Erick garda le silence tandis qu’elle éclatait en sanglots.

Il épousseta ses genoux, et partit se réfugier dans la canfouine qui servait de bureau. Hautes de plafond, les boiseries libéraient dans la pièce une forte odeur de cire. Une minute s’écoula quand Étienne entendit le claquement d’une bouteille qu’on débouchonnait et le bruit d’un verre qu’on remplissait.
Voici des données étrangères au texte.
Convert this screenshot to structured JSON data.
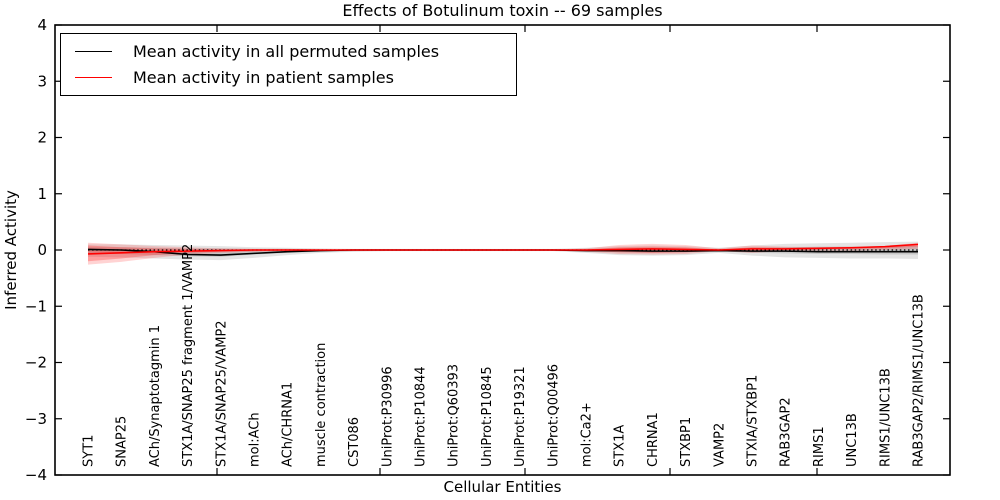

Il se boucha les oreilles et se cacha dans les bras de Myriam qui l’embrassa sur les joues.

« Qu’est-ce qui ne va pas, qu’est-ce qui ne va pas avec papa ? répéta-t-il.

— Je ne sais pas mon cœur, depuis que nous avons emménagé ici, ton père se comporte de façon stupide, j’aimerais que tu ailles faire pipi et après tu peux venir dormir dans mon lit.

— Oh oui, maman ! »

Alors qu’Étienne se frottait les paupières s’éclipsant dans la chambre le pouce à la bouche, Myriam fit mine de ne pas prêter attention au tapage d’Erick qui jurait comme un diable et se cognait contre les meubles. Elle ramassa sur le plancher un livre sur les contes et les légendes et ressentit une boule nerveuse grandir dans son ventre qui lui rappelait devoir gérer les terreurs nocturnes d’Étienne.
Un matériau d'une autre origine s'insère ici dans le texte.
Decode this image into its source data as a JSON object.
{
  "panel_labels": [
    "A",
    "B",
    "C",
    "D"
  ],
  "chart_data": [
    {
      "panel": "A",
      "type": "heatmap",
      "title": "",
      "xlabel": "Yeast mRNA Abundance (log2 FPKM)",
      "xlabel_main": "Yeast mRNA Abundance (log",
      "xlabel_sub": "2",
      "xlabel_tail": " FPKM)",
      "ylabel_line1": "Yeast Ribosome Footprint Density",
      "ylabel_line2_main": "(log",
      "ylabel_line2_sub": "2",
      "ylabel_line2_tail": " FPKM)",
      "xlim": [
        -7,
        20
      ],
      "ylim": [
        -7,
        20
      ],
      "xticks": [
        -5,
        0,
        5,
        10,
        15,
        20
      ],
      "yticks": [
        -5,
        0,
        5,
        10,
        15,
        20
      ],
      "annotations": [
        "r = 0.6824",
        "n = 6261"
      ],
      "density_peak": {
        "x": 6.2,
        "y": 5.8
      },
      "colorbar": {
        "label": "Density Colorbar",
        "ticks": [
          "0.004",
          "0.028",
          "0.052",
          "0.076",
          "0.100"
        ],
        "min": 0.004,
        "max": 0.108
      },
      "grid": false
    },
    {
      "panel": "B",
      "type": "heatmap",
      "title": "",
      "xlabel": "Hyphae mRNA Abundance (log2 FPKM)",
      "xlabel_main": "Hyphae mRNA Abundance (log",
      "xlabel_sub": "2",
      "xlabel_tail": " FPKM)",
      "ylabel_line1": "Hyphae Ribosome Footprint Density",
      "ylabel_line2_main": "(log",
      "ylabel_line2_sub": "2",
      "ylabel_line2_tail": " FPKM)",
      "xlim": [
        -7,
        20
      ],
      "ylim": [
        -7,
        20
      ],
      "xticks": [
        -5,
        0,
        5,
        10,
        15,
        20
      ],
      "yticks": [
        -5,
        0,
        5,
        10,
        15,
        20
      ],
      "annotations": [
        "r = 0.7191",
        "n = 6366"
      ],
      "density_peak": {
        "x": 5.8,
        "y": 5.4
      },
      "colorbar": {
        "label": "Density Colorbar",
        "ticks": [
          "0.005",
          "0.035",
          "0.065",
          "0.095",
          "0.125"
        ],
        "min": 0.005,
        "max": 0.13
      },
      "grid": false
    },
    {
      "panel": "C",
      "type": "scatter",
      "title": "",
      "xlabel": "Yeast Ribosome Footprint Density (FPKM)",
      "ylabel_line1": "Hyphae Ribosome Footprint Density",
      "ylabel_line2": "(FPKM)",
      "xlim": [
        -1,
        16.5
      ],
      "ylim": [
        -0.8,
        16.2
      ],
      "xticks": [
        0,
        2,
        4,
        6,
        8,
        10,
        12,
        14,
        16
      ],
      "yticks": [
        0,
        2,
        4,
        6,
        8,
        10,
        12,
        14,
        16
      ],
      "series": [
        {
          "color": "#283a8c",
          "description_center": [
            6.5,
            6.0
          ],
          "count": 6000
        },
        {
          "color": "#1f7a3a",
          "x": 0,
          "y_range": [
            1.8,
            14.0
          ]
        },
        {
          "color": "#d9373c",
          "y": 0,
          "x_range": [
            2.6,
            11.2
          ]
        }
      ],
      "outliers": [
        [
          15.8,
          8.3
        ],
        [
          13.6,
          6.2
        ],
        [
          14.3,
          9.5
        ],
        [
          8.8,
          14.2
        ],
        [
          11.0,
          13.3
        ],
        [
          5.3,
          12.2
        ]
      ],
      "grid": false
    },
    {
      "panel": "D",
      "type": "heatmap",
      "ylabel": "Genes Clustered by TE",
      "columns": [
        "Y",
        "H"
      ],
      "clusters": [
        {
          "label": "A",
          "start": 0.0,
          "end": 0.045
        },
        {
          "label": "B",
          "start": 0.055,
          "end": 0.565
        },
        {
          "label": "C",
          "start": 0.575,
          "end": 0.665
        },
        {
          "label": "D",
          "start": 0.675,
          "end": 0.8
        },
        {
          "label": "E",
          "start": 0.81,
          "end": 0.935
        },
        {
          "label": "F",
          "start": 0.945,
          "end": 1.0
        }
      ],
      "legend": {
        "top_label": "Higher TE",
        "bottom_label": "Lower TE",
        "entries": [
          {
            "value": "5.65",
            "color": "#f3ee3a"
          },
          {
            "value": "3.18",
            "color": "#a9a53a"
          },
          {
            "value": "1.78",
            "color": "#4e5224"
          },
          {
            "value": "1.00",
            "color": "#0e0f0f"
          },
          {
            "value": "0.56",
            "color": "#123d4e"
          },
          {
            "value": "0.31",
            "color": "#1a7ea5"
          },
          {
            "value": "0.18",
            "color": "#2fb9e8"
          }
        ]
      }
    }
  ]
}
Elles s’étaient déclenchées le mois précèdent, alors qu’Étienne s’était montré enchanté de sa balade jusqu’à la Bruyère. Erick envisageait de la rénover et d’y installer un télescope. La cabane se dressait devant eux. Elle était coincée entre les berges de la rivière et l’étendue du marais. Erick avait balayé d’un œil prudent la toiture qui menaçait de s’effondrer, la charpente où l’humidité ruisselait. Il avait prévenu Étienne qu’au premier signe d’instabilité ils décamperaient aussi sec. Le cœur battant à tout rompre, le môme s’était faufilé à l’intérieur. Les choses lui avaient semblé irréelles. Il était difficile d’imaginer que vingt-huit ans s’étaient écoulés et que dans les pièces, tout paraissait en ordre. Dans la chambre, sur le matelas posé au sol, il s’était émerveillé d’y trouver une couverture pliée en deux qui moisissait, coiffée d’un édredon. Et pour couronner le tout, l’horloge d’une comtoise lui en boucha un coin. Elle battait les secondes, l’aiguille trottinant sous le bruit monotone du balancier, comme si on venait de la remonter.